In realtà la responsabilità della valutazione, all’estero, è gestita in vario modo: «In alcuni Paesi europei solamente dagli ispettori - aggiunge Allulli - mentre in altri Paesi sono i Capi di Istituto ad avere completa discrezionalità per la valutazione dei docenti; tuttavia i modelli più diffusi sono misti e consistono nell’affiancamento di ispettori e presidi, oppure di presidi ed altri docenti della scuola nel processo di valutazione dei professori». I criteri per l’analisi del lavoro svolto in alcuni Paesi sono definiti a livello nazionale (anche come esito della contrattazione sindacale), in altri a livello di scuola.
Gli strumenti della valutazione sono diversi: colloqui individuali, documentazione del lavoro svolto, osservazione in classe, autovalutazione dell’insegnante, risultati conseguiti dagli alunni, test per gli insegnanti, e così via.

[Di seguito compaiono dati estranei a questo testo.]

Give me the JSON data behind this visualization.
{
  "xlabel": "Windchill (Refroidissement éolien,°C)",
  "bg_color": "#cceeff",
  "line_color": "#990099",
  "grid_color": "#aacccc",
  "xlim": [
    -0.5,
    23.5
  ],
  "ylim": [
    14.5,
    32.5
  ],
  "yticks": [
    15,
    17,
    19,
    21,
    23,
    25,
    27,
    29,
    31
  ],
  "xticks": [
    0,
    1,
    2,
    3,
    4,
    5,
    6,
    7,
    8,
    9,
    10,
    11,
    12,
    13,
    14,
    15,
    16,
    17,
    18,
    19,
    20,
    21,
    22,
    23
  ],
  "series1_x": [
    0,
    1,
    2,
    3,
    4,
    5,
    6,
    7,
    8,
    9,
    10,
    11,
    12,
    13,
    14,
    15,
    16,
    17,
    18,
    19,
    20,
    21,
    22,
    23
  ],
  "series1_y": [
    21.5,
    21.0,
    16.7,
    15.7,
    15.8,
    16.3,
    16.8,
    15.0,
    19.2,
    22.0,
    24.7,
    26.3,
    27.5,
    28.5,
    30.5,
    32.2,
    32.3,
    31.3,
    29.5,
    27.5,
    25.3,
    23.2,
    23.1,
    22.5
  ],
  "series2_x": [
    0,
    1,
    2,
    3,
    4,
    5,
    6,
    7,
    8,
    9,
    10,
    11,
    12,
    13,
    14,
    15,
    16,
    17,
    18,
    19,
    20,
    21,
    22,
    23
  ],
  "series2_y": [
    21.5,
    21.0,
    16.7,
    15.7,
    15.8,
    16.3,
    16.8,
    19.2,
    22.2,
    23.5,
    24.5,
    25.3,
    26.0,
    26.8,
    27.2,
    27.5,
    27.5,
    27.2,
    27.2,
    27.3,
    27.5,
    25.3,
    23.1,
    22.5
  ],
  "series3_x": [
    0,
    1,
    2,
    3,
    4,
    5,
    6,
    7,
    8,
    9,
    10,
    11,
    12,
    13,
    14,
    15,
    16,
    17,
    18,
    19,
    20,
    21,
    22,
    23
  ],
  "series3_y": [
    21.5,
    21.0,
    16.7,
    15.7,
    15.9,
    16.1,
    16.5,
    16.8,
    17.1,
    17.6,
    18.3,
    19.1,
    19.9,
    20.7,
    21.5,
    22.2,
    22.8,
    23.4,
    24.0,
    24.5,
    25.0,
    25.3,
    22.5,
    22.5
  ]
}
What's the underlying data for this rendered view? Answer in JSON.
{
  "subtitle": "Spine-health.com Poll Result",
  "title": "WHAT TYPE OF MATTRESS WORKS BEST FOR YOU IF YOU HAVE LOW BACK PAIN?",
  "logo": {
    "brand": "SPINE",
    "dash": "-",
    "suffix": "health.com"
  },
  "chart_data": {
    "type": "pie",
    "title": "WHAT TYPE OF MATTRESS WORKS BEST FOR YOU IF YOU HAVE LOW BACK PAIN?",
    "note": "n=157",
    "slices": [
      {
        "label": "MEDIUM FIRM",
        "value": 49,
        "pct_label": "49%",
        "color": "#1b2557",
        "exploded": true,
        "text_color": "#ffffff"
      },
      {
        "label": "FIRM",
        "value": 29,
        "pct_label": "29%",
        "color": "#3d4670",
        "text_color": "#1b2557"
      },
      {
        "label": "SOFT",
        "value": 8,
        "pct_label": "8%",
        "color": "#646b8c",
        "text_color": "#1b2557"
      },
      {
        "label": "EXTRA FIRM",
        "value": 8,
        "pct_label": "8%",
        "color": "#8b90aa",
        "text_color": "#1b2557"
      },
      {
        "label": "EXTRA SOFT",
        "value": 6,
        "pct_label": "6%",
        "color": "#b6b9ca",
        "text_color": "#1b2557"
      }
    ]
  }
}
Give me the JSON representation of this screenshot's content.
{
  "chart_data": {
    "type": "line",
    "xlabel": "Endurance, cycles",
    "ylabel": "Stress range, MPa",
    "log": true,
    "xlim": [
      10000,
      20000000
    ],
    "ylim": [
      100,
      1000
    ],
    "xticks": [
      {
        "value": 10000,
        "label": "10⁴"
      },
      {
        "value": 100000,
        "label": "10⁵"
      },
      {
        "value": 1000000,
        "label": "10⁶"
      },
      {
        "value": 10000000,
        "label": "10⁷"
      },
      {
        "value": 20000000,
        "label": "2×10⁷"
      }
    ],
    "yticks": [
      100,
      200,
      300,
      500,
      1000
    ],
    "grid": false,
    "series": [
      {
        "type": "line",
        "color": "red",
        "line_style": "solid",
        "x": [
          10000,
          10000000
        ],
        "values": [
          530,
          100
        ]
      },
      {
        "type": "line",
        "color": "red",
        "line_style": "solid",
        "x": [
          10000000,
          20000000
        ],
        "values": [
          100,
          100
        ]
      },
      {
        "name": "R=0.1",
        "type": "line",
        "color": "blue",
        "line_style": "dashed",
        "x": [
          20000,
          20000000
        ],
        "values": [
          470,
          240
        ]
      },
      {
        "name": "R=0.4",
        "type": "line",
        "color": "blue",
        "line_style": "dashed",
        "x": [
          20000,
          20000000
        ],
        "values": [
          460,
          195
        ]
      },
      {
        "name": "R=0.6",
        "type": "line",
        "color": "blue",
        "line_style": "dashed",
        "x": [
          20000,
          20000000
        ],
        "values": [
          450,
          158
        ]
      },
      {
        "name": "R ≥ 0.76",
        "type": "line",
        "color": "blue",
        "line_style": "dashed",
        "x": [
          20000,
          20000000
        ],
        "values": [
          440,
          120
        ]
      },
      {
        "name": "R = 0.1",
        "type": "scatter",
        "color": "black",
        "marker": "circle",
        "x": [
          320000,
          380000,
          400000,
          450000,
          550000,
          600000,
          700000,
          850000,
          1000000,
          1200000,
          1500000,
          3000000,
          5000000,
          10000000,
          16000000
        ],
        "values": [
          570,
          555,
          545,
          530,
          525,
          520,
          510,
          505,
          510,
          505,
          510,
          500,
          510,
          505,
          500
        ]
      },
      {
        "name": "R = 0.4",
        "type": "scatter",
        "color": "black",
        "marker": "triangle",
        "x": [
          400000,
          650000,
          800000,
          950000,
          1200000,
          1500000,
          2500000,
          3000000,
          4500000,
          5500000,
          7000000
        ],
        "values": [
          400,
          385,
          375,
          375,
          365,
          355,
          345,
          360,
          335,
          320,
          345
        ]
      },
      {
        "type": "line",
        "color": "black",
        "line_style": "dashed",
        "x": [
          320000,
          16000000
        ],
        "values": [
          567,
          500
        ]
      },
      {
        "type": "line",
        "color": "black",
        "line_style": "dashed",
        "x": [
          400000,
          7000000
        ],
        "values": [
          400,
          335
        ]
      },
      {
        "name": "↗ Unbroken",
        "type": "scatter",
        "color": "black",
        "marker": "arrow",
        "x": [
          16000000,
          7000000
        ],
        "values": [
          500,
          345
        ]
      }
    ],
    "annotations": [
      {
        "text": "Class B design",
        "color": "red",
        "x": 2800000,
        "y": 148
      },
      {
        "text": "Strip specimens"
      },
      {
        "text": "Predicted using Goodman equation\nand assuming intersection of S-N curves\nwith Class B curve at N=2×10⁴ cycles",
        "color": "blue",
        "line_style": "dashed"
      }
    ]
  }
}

Genitori e studenti fanno più raramente parte del processo formale di valutazione, ma nella valutazione operata dalla scuola si tiene conto anche di eventuali reclami o di altri feedback provenienti, in modo formale od informale, dall’utenza scolastica.
Da noi il Ddl «Buona Scuola» prova a introdurre un po’ di valutazione e merito stanziando 200 milioni di euro dal 2016 per valorizzare i docenti migliori, e affidando ai presidi, coadiuvati da un comitato per la valutazione composto anche da genitori e studenti, il compito di assegnare questo “premio” in denaro. La norma sta facendo discutere, e i sindacati hanno subito alzato il muro. Ed è sempre più forte il rischio che questi 200 milioni alla fine vengano distribuiti a pioggia. «Cioè all’opposto di un buon sistema di valutazione che deve invece creare competizione - spiega Daniele Checchi, economista alla Statale di Milano, esperto di istruzione -. E poi per incentivare le persone è meglio puntare su una vera progressione di carriera piuttosto che su di un incentivo economico annuale». Il governo deve correre sulla valutazione, a partire dai dirigenti scolastici, aggiunge Checchi: «E su come giudicare i docenti si debbono considerare almeno questi aspetti: il percorso formativo, la certificazione della formazione fatta durante la professione, cosa si fa in classe e teoricamente deve poter pesare anche la soddisfazione dell’utenza, che sono cioè i genitori e gli studenti».